The corporate world has a new king of cash…
For the first time since 2006, Google’s (Alphabet) cash-pile is larger than Apple’s as the former hits a record high and the latter is blowing cash like a drunken sailor.
Alphabet’s $107 billion horde tops Apple’s $102 billion pittance…
As The FT reports, the switch in leadership follows a concerted effort by the iPhone maker to reduce its liquid reserves, six years after it first came under pressure from activist investor Carl Icahn to pay out more of its cash hoard. Apple’s holdings of cash and marketable securities, net of debt, has fallen to $102bn (the lowest since 2011), down from a peak of $163bn at the end of 2017.
Apple is not alone in its share repurchase panic, but even the heightened rate of buybacks may not cap the growth in Alphabet’s cash mountain. Its free cash flow this year was forecast to top $30bn, rising to almost $40bn next year, said George Salmon, an analyst at Hargreaves Lansdown.
The new buyback intentions “don’t represent a step change” big enough to actually reduce the company’s total reserves, he said.
The company’s preference for hoarding its money and spending it on trying to break into new markets, rather than using it to reward shareholders with buybacks or dividends, as Apple has done, also antagonises some investors.
“In general, their attempts to reinvent themselves with their new initiatives aren’t working out,” said Walter Price, a portfolio manager at Allianz Global Investors.
“I wish they’d return more cash to shareholders and waste less.”

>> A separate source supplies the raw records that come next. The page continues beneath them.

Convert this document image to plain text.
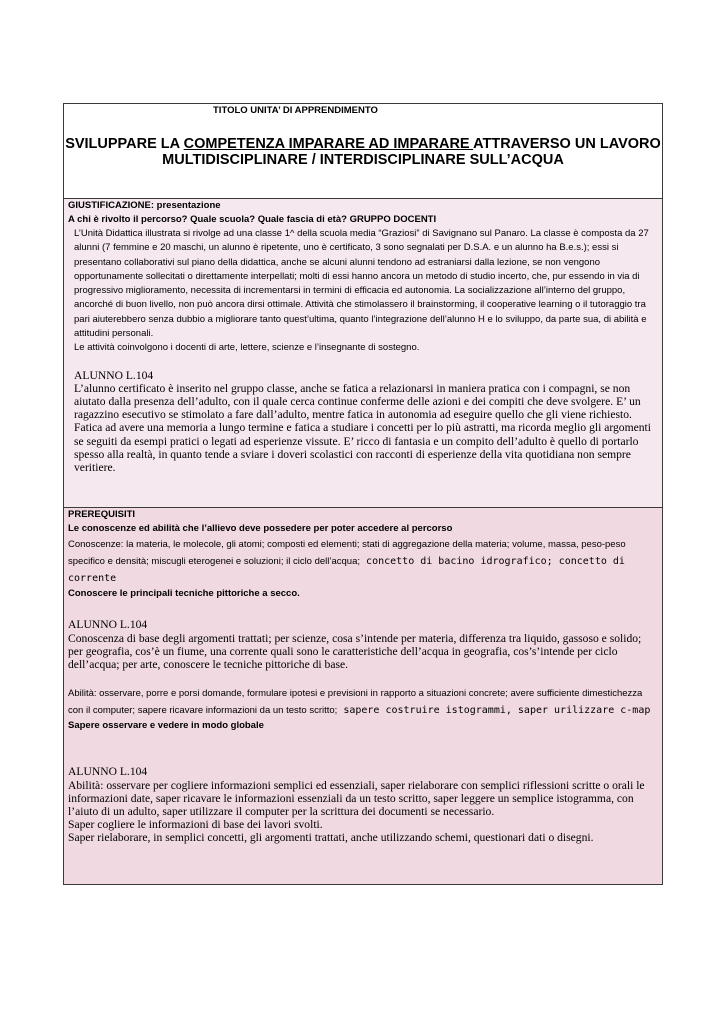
TITOLO UNITA’ DI APPRENDIMENTO
SVILUPPARE LA COMPETENZA IMPARARE AD IMPARARE ATTRAVERSO UN LAVORO MULTIDISCIPLINARE / INTERDISCIPLINARE SULL’ACQUA
GIUSTIFICAZIONE: presentazione
A chi è rivolto il percorso? Quale scuola? Quale fascia di età? GRUPPO DOCENTI
L’Unità Didattica illustrata si rivolge ad una classe 1^ della scuola media “Graziosi” di Savignano sul Panaro. La classe è composta da 27 alunni (7 femmine e 20 maschi, un alunno è ripetente, uno è certificato, 3 sono segnalati per D.S.A. e un alunno ha B.e.s.); essi si presentano collaborativi sul piano della didattica, anche se alcuni alunni tendono ad estraniarsi dalla lezione, se non vengono opportunamente sollecitati o direttamente interpellati; molti di essi hanno ancora un metodo di studio incerto, che, pur essendo in via di progressivo miglioramento, necessita di incrementarsi in termini di efficacia ed autonomia. La socializzazione all’interno del gruppo, ancorché di buon livello, non può ancora dirsi ottimale. Attività che stimolassero il brainstorming, il cooperative learning o il tutoraggio tra pari aiuterebbero senza dubbio a migliorare tanto quest’ultima, quanto l’integrazione dell’alunno H e lo sviluppo, da parte sua, di abilità e attitudini personali.
Le attività coinvolgono i docenti di arte, lettere, scienze e l’insegnante di sostegno.
ALUNNO L.104
L’alunno certificato è inserito nel gruppo classe, anche se fatica a relazionarsi in maniera pratica con i compagni, se non aiutato dalla presenza dell’adulto, con il quale cerca continue conferme delle azioni e dei compiti che deve svolgere. E’ un ragazzino esecutivo se stimolato a fare dall’adulto, mentre fatica in autonomia ad eseguire quello che gli viene richiesto. Fatica ad avere una memoria a lungo termine e fatica a studiare i concetti per lo più astratti, ma ricorda meglio gli argomenti se seguiti da esempi pratici o legati ad esperienze vissute. E’ ricco di fantasia e un compito dell’adulto è quello di portarlo spesso alla realtà, in quanto tende a sviare i doveri scolastici con racconti di esperienze della vita quotidiana non sempre veritiere.
PREREQUISITI
Le conoscenze ed abilità che l’allievo deve possedere per poter accedere al percorso
Conoscenze: la materia, le molecole, gli atomi; composti ed elementi; stati di aggregazione della materia; volume, massa, peso-peso specifico e densità; miscugli eterogenei e soluzioni; il ciclo dell’acqua; concetto di bacino idrografico; concetto di corrente
Conoscere le principali tecniche pittoriche a secco.
ALUNNO L.104
Conoscenza di base degli argomenti trattati; per scienze, cosa s’intende per materia, differenza tra liquido, gassoso e solido; per geografia, cos’è un fiume, una corrente quali sono le caratteristiche dell’acqua in geografia, cos’s’intende per ciclo dell’acqua; per arte, conoscere le tecniche pittoriche di base.
Abilità: osservare, porre e porsi domande, formulare ipotesi e previsioni in rapporto a situazioni concrete; avere sufficiente dimestichezza con il computer; sapere ricavare informazioni da un testo scritto; sapere costruire istogrammi, saper urilizzare c-map
Sapere osservare e vedere in modo globale
ALUNNO L.104
Abilità: osservare per cogliere informazioni semplici ed essenziali, saper rielaborare con semplici riflessioni scritte o orali le informazioni date, saper ricavare le informazioni essenziali da un testo scritto, saper leggere un semplice istogramma, con l’aiuto di un adulto, saper utilizzare il computer per la scrittura dei documenti se necessario.
Saper cogliere le informazioni di base dei lavori svolti.
Saper rielaborare, in semplici concetti, gli argomenti trattati, anche utilizzando schemi, questionari dati o disegni.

Finally, we note that the rise of Google’s parent to the top of the corporate liquidity rankings puts its corporate wealth and power on conspicuous display at a politically sensitive moment. After being hit with €8.2bn in antitrust fines to the EU in the past two years, it now faces intense scrutiny in Washington… and after last night’s debate, we suspect these tech cash-piles will quickly get ‘taxed’ away under a Democrat.